Employee advocacy is not a new concept. At its core, it means that corporations hope that employees will promote the brand on either their private social media accounts or the company accounts. The goal is to use employees to generate brand awareness, word-of-mouth marketing, and trust.
Think of it as companies asking employees to stan the company brand via stories and messages, or simply to become the brand’s megaphone. Social media influencer marketing, on the other hand, is actually a more recent phenomenon and a different concept. Here the idea is that someone has a community of people, built over several years, who voluntarily visit the influencer’s social accounts to see what they have to say related to a specific topic. For example, fitness influencers or beauty influencers have an audience that trusts them on those topics. When those influencers post to promote a company or brand, the idea is that they can transfer some of the social authority, trust, and even attention that they’ve built to the brand.
Hiring an influencer has become expensive as demand for their services has skyrocketed. As a result, some marketers are starting to argue that their own employees can fill the role of influencers. The idea is to revive the idea of employee advocacy and you use it to the brand’s advantage by turning employees into influencers. In reality, the idea that employee advocacy can have a better effect than word-of-mouth influencer marketing by a third-party is as silly as other common marketing myths.
Why employee advocates are not the same as influencers
The whole point of influencer marketing is that people believe people. Brands? Not so much. This is because, in real life, brands often create videos to deliver this kind of message. Those videos might be great and ignite people’s curiosity, but they don’t inspire trust in the same way that person-to-person recommendations do. In fact, brand-created content does not usually get more than two seconds of our attention (and trust).
Let’s look at a real example. Amanda shows her love for CoSchedule, where she works, and she does it well. She will inspire some, and even influence them. But to say that that this kind of post should be a brand’s only influencer campaign and should replace social media influencers who do not work at that company won’t work.
Compare Amanda’s ability to influence on behalf of the company to the ability of a third-party influencer who has been posting for years on topics that relate to the brand. Employee posts just won’t be seen as objective and will have to include a disclaimer on every post.
Also, we know that social engagement is everything. Therefore, serious influencers spend hours every day, engaging on their feeds. It can be very demanding – followers want a lot of attention. It’s hard to believe that employers will give their employees several hours a day to be on social any time soon, even if they are promoting the brand
sometimes too.
On the other hand, imagine someone named Alisa who is very active on social media. She is so passionate about yellow street shoes and for the past three years has written and shared her passion on her Instagram feed and stories. Alisa spends five hours a day, six days a week, engaging with comments on her posts, DMs, as well as randomly responding to potential community members on their posts. She is available for her followers. Her community members and followers ask for a lot of attention and can be demanding, yet Alisa understands that personal relationship building is a part of an influencer’s job. And what she posts is beautiful, with a great point-of-view (she’s become an expert on those shoes and it shows). The pictures, the videos, and the words she uses to express her joy for yellow street shoes, as well as various thoughts about life, keep Alisa’s followers coming back.
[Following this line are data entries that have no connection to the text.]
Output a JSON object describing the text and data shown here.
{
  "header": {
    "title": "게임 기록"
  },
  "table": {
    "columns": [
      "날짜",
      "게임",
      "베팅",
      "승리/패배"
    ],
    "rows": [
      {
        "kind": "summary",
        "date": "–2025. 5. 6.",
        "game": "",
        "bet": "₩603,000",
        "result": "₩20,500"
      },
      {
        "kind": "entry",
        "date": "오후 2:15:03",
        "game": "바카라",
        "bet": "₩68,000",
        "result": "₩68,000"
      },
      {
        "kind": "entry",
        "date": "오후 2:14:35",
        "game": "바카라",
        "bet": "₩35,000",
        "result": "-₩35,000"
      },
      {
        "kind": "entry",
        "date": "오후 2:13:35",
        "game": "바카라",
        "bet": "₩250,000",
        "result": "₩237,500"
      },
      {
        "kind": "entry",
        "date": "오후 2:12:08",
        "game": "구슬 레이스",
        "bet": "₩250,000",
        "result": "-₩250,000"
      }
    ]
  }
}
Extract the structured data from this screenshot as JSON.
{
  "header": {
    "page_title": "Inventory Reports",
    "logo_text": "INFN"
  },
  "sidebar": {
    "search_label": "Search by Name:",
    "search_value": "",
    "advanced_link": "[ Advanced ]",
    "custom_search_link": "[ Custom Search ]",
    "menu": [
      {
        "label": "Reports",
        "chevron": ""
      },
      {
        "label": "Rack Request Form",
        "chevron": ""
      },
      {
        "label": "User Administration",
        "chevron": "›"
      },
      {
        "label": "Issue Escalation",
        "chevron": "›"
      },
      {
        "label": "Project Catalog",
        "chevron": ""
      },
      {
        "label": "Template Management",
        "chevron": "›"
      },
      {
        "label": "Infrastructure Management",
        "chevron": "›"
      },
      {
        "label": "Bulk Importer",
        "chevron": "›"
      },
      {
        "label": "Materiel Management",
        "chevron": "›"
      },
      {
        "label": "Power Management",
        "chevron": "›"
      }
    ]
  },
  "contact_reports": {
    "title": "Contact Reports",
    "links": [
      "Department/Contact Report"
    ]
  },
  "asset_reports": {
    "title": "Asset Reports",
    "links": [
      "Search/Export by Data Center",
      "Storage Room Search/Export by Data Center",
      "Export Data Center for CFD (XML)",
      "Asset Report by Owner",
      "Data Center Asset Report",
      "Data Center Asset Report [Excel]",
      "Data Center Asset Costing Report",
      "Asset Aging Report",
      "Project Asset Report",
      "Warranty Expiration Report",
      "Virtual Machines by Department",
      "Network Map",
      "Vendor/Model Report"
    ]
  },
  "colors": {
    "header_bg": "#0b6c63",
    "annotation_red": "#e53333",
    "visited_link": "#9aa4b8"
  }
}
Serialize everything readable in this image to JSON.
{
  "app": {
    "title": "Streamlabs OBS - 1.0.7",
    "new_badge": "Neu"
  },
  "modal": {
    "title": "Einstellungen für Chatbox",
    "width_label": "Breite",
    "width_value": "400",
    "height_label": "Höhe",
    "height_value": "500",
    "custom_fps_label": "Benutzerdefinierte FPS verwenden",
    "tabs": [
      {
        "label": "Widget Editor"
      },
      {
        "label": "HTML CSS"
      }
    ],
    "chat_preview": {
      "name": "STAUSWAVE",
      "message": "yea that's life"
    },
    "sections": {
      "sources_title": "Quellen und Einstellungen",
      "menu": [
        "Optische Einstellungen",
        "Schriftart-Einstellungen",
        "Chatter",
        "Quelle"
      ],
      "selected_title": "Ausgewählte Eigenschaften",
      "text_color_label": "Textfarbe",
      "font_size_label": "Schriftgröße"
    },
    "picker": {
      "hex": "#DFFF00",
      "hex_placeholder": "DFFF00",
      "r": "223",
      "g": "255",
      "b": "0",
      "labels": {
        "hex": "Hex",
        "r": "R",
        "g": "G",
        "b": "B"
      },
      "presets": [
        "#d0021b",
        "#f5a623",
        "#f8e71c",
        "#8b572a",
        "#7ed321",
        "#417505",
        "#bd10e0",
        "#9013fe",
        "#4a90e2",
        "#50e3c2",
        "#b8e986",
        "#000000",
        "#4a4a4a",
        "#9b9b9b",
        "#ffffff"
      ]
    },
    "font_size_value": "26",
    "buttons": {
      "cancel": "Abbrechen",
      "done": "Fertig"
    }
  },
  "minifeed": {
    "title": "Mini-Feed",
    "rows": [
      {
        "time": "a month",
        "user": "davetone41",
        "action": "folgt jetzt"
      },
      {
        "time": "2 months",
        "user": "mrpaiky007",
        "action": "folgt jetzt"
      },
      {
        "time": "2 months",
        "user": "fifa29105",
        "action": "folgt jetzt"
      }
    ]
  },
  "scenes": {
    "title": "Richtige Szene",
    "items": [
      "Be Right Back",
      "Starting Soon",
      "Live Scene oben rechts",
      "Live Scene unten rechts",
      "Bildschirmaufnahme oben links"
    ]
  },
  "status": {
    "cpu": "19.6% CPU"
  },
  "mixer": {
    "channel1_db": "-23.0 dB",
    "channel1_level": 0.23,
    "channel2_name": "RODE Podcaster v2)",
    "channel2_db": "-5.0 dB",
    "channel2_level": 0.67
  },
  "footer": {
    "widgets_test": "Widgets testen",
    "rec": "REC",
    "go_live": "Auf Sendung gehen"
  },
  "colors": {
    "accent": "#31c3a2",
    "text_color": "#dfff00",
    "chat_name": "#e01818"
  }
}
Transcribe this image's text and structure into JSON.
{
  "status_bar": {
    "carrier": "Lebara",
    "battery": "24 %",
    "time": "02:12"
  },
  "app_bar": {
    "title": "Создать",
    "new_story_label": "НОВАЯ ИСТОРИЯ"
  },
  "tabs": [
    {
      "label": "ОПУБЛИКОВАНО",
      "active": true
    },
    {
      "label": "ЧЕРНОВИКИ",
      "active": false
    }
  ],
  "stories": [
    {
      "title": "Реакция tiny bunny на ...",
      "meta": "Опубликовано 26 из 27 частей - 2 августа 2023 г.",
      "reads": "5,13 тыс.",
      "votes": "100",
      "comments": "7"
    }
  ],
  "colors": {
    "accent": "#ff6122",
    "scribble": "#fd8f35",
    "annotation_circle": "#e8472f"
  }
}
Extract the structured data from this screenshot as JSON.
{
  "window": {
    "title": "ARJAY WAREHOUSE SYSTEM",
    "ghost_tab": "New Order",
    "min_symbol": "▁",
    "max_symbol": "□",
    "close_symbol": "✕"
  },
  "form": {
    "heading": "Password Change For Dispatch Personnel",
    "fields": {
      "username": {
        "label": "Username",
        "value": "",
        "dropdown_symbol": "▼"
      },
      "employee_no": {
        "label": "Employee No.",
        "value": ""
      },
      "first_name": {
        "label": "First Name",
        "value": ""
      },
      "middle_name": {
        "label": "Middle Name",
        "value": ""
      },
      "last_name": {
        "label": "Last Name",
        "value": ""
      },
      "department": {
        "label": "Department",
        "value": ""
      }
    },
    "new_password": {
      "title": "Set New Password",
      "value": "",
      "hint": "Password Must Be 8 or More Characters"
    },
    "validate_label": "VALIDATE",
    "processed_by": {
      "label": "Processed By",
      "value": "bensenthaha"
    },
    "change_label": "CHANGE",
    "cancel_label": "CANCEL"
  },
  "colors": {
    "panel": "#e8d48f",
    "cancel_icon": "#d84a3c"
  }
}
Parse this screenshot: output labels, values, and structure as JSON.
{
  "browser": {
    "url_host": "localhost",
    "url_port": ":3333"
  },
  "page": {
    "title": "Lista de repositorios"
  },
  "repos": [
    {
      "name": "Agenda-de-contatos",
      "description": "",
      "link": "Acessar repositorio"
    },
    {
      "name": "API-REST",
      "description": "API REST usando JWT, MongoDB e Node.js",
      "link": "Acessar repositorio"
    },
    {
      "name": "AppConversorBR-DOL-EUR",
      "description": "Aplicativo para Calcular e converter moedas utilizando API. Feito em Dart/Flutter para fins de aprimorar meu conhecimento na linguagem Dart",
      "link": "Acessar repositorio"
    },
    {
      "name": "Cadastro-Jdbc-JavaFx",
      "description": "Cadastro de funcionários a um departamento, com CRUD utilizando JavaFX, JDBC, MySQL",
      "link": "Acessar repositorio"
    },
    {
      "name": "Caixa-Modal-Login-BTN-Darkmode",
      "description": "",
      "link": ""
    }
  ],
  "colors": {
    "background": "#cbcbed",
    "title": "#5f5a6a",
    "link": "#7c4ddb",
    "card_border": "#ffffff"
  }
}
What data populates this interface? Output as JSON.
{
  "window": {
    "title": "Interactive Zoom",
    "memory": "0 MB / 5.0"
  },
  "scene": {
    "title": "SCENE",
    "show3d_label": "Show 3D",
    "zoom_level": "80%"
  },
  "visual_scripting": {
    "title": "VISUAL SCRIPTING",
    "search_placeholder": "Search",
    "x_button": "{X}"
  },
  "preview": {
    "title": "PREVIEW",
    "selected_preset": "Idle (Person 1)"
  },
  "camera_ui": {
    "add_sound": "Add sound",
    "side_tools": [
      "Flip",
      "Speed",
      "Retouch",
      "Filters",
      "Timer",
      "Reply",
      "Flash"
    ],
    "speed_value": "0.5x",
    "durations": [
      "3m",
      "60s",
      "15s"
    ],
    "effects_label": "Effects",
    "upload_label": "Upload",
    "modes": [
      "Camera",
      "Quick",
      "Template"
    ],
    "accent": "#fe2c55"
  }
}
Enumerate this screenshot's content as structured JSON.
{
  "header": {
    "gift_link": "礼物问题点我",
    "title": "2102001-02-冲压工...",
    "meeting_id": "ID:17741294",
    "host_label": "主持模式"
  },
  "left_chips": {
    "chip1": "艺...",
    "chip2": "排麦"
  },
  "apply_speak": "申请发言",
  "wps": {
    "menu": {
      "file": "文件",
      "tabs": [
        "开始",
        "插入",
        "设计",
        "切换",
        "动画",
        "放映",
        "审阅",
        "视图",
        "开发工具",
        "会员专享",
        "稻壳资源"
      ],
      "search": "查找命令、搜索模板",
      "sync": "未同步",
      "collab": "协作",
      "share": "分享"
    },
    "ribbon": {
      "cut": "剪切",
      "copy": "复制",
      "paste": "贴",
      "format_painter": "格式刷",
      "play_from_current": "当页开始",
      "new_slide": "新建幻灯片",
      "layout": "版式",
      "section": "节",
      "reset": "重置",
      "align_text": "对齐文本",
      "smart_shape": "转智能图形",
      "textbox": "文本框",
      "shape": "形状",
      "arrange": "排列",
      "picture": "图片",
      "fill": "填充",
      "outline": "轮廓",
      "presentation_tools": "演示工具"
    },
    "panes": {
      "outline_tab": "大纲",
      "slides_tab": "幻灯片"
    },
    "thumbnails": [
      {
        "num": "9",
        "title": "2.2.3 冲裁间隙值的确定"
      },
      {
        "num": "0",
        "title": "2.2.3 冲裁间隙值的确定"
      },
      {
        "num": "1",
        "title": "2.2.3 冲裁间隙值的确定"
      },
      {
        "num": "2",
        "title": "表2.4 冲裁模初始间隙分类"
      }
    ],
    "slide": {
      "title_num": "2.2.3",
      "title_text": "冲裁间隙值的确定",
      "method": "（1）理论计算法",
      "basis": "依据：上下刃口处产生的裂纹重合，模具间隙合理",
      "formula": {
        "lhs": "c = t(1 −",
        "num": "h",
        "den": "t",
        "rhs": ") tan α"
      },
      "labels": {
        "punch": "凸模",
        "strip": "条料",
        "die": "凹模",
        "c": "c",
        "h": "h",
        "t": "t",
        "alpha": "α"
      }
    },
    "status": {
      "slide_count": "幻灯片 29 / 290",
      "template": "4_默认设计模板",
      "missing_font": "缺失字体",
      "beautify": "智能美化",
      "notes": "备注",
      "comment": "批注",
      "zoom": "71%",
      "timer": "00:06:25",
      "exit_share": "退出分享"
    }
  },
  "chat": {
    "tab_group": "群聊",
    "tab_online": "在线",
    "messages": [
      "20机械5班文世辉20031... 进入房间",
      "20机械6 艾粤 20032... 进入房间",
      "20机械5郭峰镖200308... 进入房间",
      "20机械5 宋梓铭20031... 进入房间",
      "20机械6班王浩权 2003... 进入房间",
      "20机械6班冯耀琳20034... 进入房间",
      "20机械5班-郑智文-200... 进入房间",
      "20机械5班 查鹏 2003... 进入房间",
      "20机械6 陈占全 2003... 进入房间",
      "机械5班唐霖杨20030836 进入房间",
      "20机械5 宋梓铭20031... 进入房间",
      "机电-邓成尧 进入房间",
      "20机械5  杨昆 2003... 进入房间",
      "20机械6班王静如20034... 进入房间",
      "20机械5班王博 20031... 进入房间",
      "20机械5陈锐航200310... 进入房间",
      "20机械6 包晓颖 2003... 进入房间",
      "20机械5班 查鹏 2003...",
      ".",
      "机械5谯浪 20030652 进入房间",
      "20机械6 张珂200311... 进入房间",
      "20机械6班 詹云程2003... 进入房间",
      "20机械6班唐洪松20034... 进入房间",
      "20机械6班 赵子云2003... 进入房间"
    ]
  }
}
Through that, she has built such a great relationship with followers that they are electrified and inspired by her posts and check back constantly to see what she’s posted because they want to. She is a community builder. She changes people’s opinions, she has influence and is an influencer.
Even though Alisa the influencer is paid by companies sometimes too and includes #ad on her posts promoting products, her love for shoes and the community she has built are unrelated to any particular brand. Her influence about yellow shoes pre-dates anything she’s done for the companies that hire her, so her voice is trustworthy and meaningful.
Employees cannot replace influencers
Employees can’t replace influencers because they don’t have third-party objectivity on the topic (they work at that company after all). Secondly, employees are not given enough time to engage in their posts. Smart brands, therefore, should stick with an in-house social media strategy, run by experienced dedicated social media managers who move the social presence needle for the company brand and message. Those brand social media managers should hire suitable third-party influencers as part of that strategy. So don’t believe the argument that having employee advocate influencers replace third-party influencers is a trend. It’s not – or if it is, it’s not a smart one.
When can employee advocacy be helpful?
Unless companies allow employees to allocate at least two hours a day, on the company’s time, to engage on social media, and unless companies give their employees time to post frequently about topics related to their brand, and agree that their employees can be critics too, the answer is simple.
Employees can be helpful in one area only: re-sharing the social content produced by the company’s professional social media team and adding a personal note when they do so. That’s it — employees can amplify the brand’s existing messages and stories on social media.